For analysis of Electrostatic Potential and charge, hydrogen atoms are built into structures using the program REDUCE1. Charges on amino acid atoms are set by applying the PARSE charge rules to amino acid structures2. The PARSE charge model defines fractional charges for atoms including hydrogens, and is optimized for electrostatics. For simplicity we set pKa's of ionizable groups to that of model amino acids, and pH to 7.0. Disulfides are treated as neutral. Charges for nucleic acids are set from CNS parameter files3.
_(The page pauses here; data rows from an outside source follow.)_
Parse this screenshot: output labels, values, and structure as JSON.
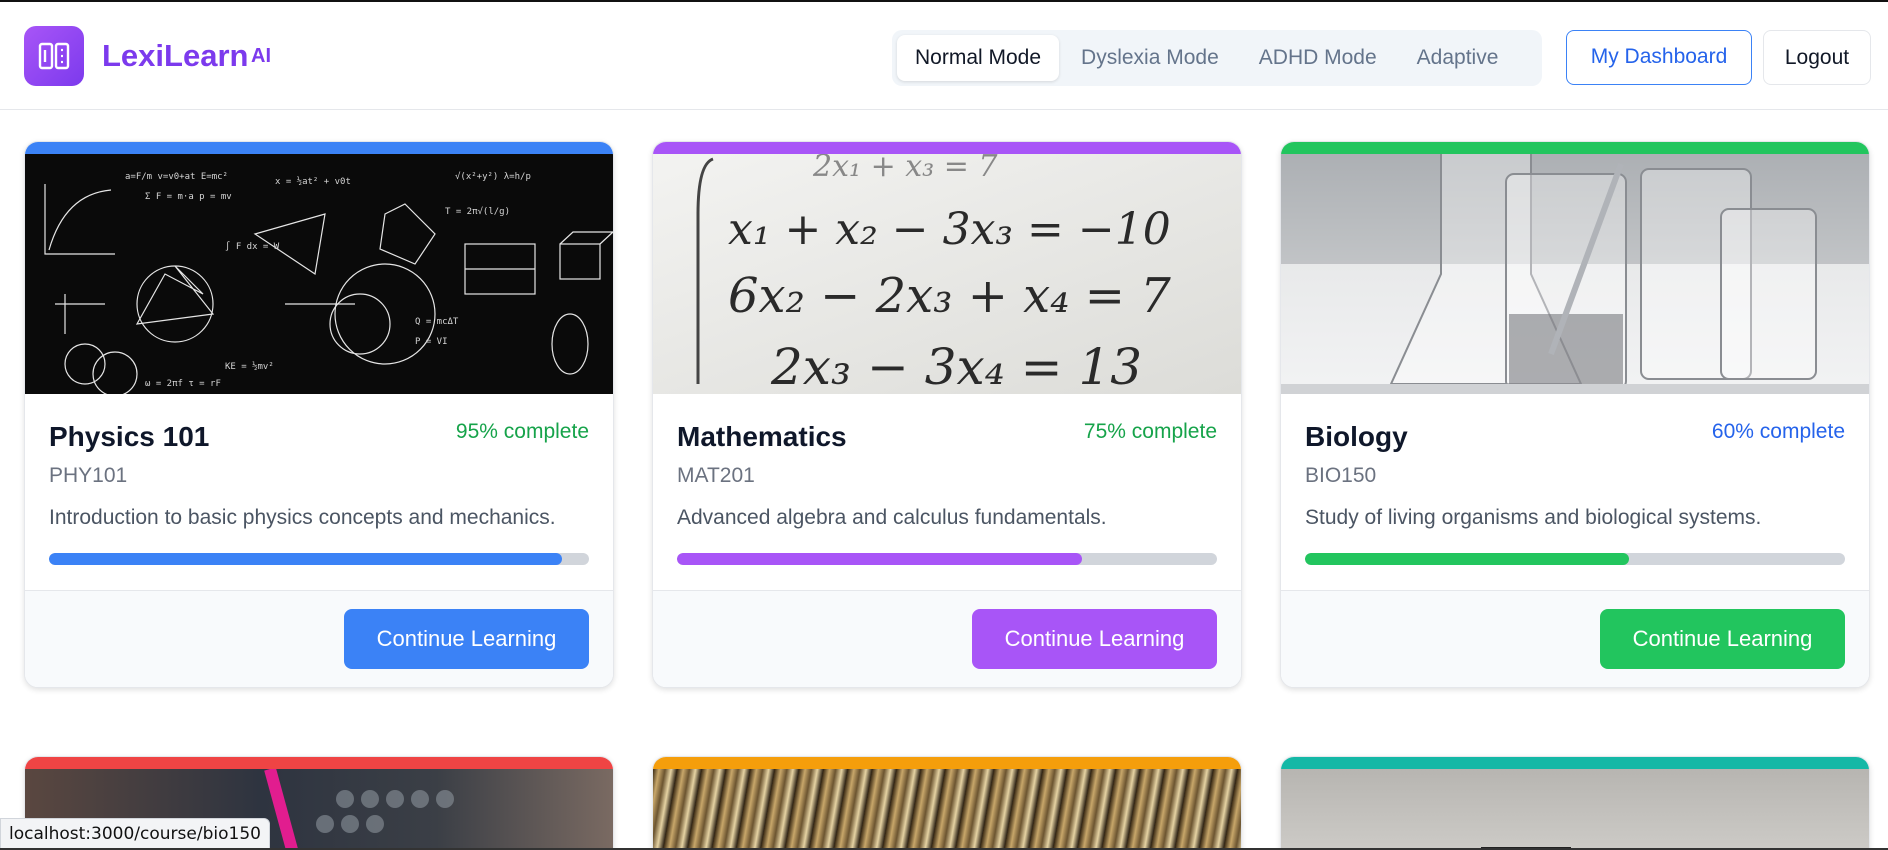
{
  "app": {
    "name": "LexiLearn",
    "suffix": "AI"
  },
  "modes": [
    {
      "label": "Normal Mode",
      "active": true
    },
    {
      "label": "Dyslexia Mode",
      "active": false
    },
    {
      "label": "ADHD Mode",
      "active": false
    },
    {
      "label": "Adaptive",
      "active": false
    }
  ],
  "header": {
    "dashboard_label": "My Dashboard",
    "logout_label": "Logout"
  },
  "courses": [
    {
      "title": "Physics 101",
      "code": "PHY101",
      "progress_label": "95% complete",
      "progress": 0.95,
      "description": "Introduction to basic physics concepts and mechanics.",
      "button": "Continue Learning",
      "accent": "#3b82f6",
      "progress_color": "#16a34a",
      "image": "physics-formulas-chalkboard"
    },
    {
      "title": "Mathematics",
      "code": "MAT201",
      "progress_label": "75% complete",
      "progress": 0.75,
      "description": "Advanced algebra and calculus fundamentals.",
      "button": "Continue Learning",
      "accent": "#a855f7",
      "progress_color": "#16a34a",
      "image": "linear-equations"
    },
    {
      "title": "Biology",
      "code": "BIO150",
      "progress_label": "60% complete",
      "progress": 0.6,
      "description": "Study of living organisms and biological systems.",
      "button": "Continue Learning",
      "accent": "#22c55e",
      "progress_color": "#2563eb",
      "image": "lab-glassware"
    }
  ],
  "next_row_accents": [
    "#ef4444",
    "#f59e0b",
    "#14b8a6"
  ],
  "status_bar": "localhost:3000/course/bio150"
}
For electrostatic computations, we employ University of Houston Brownian Dynamics (UHBD)4, a widely used package that computes potentials by solving the finite difference Poisson-Boltzmann (FDPB) equation on a grid of points around the structure. For each protein, we compute two grids, a large one containing much solvent, and a medium-sized one close about the protein. Grid dimensions are determined automatically, dependent on the size of each protein; the medium sized grid has interpoint spacing between 0.6 and 2.6 Å.
Potentials are assigned to each surface atom by first choosing a point on the atom's exposed Van der Waals surface, near the center of the atom's exposed surface patch, where possible; then the potential at that point was evaluated by cubic interpolation from the nearest grid points. This avoids the problem of infinite potential at the centers of charges.
Typically, positive values of electrostatic potential occur near regions of positive charge, and negative potential values near regions of negative charge; but this may not be true in regions of strong electric field. Large changes in electrostatic potential, over short distances, correspond to strong electric field.
For Negative Electrostatic Potential, the computation is the same, except that the value assigned to each atom is multiplied by -1. Thus, typically, positive values occur near regions of negative charge, and negative values near regions of positive charge.